Tiny Town's Move May Redefine Voting Rights Act

Provision in 1965 act prevents moving polling station
By Matt Cantor,  Newser Staff
Posted Mar 28, 2009 9:27 AM CDT
Tiny Town's Move May Redefine Voting Rights Act
A group of voters lining up outside the polling station in Peachtree, Alabama, a year after the Voting Rights Act was passed.    (Getty Images)

A Supreme Court case may soon bring about a momentous change in the nation's voting laws, all because a Texas town of 3,500 moved a polling station three blocks, the Wall Street Journal reports. A local official made the switch to a more convenient location, galled that he needed the permission of the Justice Department because of the 1965 Voting Rights Act. The measure requires such permission for any change in election procedures in areas where minority voters have historically been silenced.

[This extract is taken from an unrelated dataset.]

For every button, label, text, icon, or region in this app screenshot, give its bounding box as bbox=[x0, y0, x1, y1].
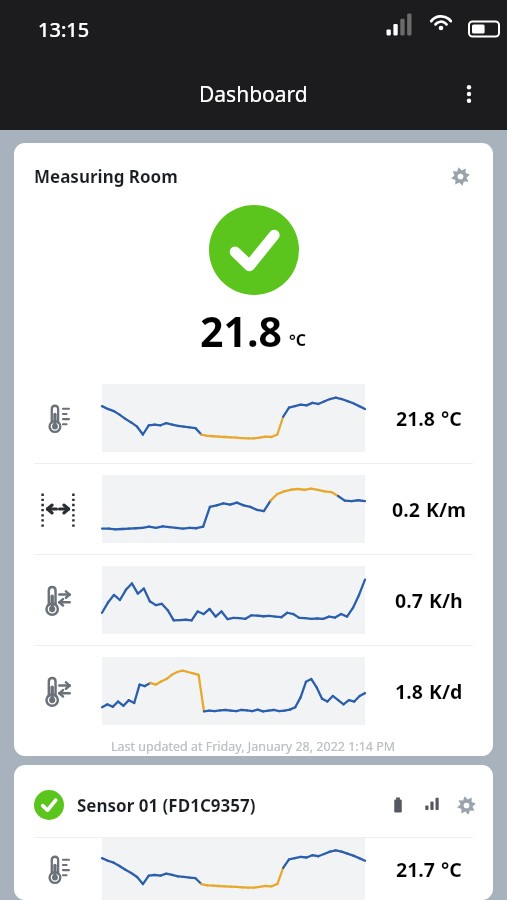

The case of the Austin suburb of Canyon Creek was picked up by conservative activists battling to quash Section 5 of the Act, a critical civil rights weapon originally set to last only 5 years. It keeps being renewed, however, the last time by George W. Bush in 2006. “The law is basically stuck in the 1960s,” says a conservative lawyer. But liberals say it remains crucial. “It isn't as though racism magically disappears,” notes another attorney.